The adverbs employed in 1:3 are where the notion of order comes into play. Both words are used by many writers of the Hellenistic period—historians, philosophers, mathematicians, dream interpreters, and teachers of rhetoric. These are the types of works that Alexander clusters together into the category of “scientific treatises”, meaning works that address a technical or specialised area of knowledge, in contrast to novels, plays, poems, and creative works of literature. She sees the undertaking of Luke’s author to fit naturally within this category—not necessarily as history, but as a work akin to the “scientific and technical manuals of the Hellenistic and Roman periods”.
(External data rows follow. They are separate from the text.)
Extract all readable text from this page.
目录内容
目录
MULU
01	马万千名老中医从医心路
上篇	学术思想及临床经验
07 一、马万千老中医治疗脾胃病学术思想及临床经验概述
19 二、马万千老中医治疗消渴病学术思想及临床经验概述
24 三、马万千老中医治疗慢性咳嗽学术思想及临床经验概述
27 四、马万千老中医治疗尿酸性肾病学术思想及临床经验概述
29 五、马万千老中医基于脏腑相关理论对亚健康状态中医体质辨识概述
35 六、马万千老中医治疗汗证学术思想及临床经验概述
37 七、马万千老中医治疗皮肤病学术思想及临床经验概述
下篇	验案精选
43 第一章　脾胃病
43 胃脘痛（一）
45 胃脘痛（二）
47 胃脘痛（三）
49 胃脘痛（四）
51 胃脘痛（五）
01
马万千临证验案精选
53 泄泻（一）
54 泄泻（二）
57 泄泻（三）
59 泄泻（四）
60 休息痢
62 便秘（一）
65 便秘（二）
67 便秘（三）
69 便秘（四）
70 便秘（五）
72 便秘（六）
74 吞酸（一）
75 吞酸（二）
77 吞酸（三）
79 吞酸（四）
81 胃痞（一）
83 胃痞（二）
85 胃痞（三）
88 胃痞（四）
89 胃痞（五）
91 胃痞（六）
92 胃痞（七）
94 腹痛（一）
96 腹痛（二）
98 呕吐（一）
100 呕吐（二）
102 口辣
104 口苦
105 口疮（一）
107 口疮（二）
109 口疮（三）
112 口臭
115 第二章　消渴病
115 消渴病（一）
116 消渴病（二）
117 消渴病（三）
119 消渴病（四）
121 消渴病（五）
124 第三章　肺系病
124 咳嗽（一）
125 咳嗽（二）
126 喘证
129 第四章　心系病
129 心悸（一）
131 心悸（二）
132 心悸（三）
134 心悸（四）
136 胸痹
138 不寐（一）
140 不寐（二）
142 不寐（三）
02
The first adverb, ἀκριβῶς (akribōs), was widely used in such works, with the common sense of carefully, accurately, precisely, exactly, or in detail (page 131). The second adverb, καθεξῆς (kathexēs), was less used initially, but became widespread by the time that Luke’s Gospel was being written. It can best be translated as in order, successively, continuously, or one after another. “A regular, connected account is in view”, Alexander concludes (pages 131–132).
So in verse 3 the author of this Gospel provides a clear, somewhat technical, explanation of how he has operated in crafting this work: collecting sources, gaining clear understanding of them, placing them in a reasoned and logical order, shaping his material with precision and care. All of this he claims for his own work. What he says of those sources he made use of (in verse 1) is simply that they are narratives or accounts.
His description is not explicitly pejorative, nor does it praise them as being like unto his work. They are simply there: he made use of them, with care, in appropriate ways. They may have been mere collections of sayings (such as the hypothetical Q source); they may have been oral accounts lumped together by key words, not pressed into a developing plot line; they may have been a connected, developed narrative work, such as the Gospel we attribute to Mark. But they were what they were. And he made good use of them.
So the NRSV has led us up the garden path when it describes these earlier works in the phrase “many have undertaken to set down an orderly account” (1:1). He simply describes them as “accounts”—narratives, stories, reports that he has made use of.
Moral of the story: use more than one translation when working from the English Bible; crosscheck and then explore the differences. Or, better still, learn Greek—and use it when reading biblical texts!!!